Judge Harry Toulmin served for Mississippi Territory in the War of 1812
Service started:
Unit(s):
Service ended:

Harry Toulmin was born on April 7, 1766, at Taunton, England, to Joshua Toulmin, a Unitarian minister, and Jane Toulmin, who kept a bookstore.

Toulmin decided to move to the United States after a mob burned, scientist and clergyman Joseph Priestley's house in 1791 and a burning effigy of radical philosopher Thomas Paine was tossed onto his family's doorstep.

Arriving in Virginia in 1793 with his family, Toulmin secured letters of recommendation from James Madison and Thomas Jefferson before traveling to the recently admitted state of Kentucky. In February 1794, Toulmin was elected president of Transylvania Seminary in Lexington (present-day Transylvania University). Toulmin resigned in April 1796 and was soon appointed Kentucky's secretary of state.

Toulmin, along with attorney James Blair, produced the three-volume Review of the Criminal Law of the Commonwealth of Kentucky (1804-1806), his first steps as a legal scholar.

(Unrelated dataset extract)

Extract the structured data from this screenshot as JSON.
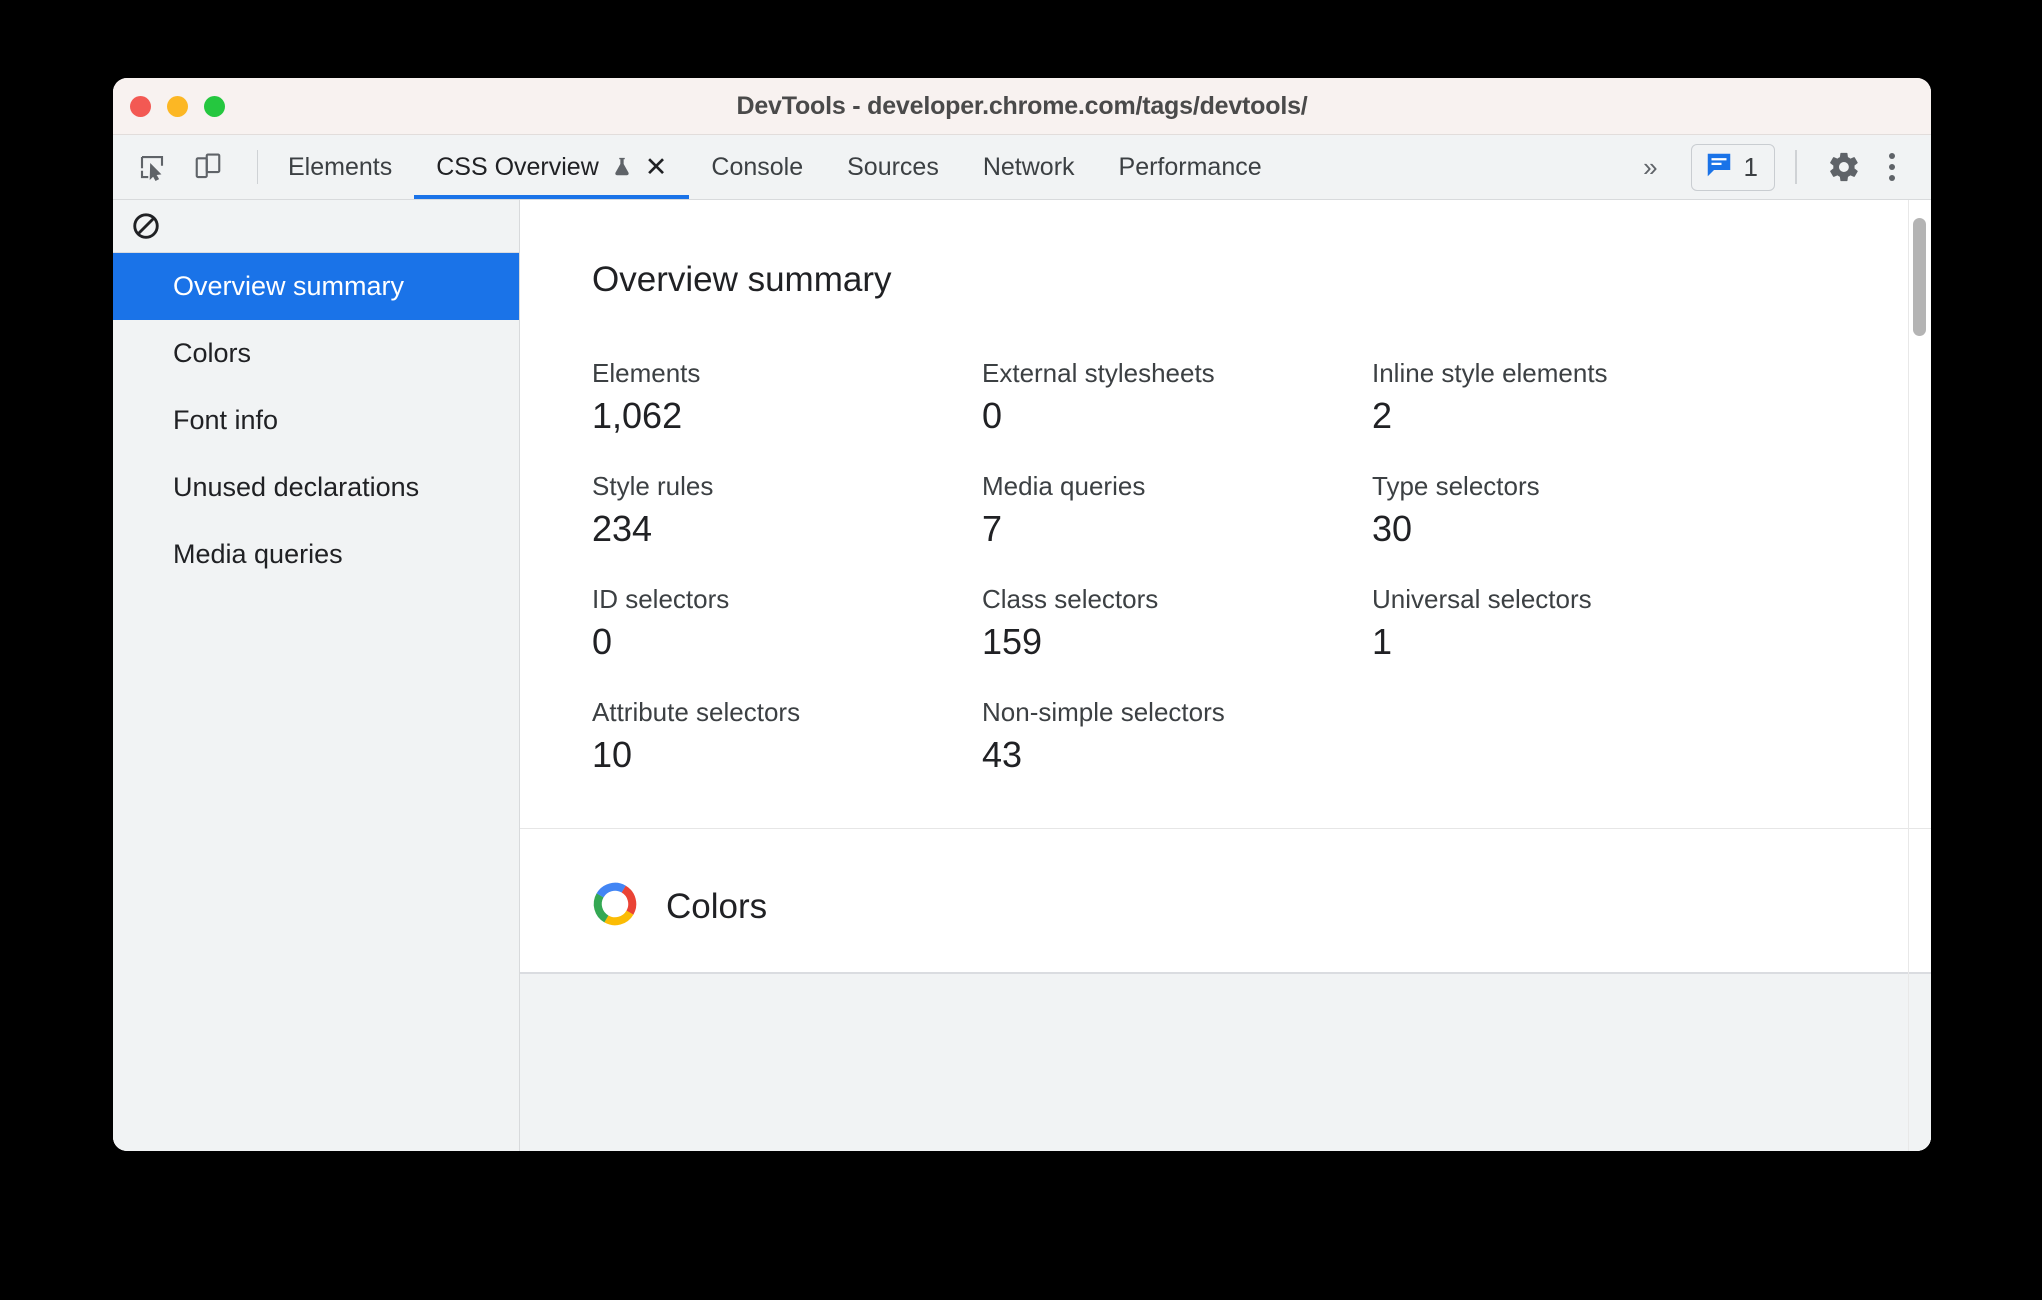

After Jefferson was elected president, he appointed Toulmin judge of the Mississippi Territory in 1804, in recognition of his political support. By the summer of 1805, Toulmin had brought his family to Fort Stoddert, an American military post in the Mississippi Territory just north of the border between the United States and Spanish West Florida.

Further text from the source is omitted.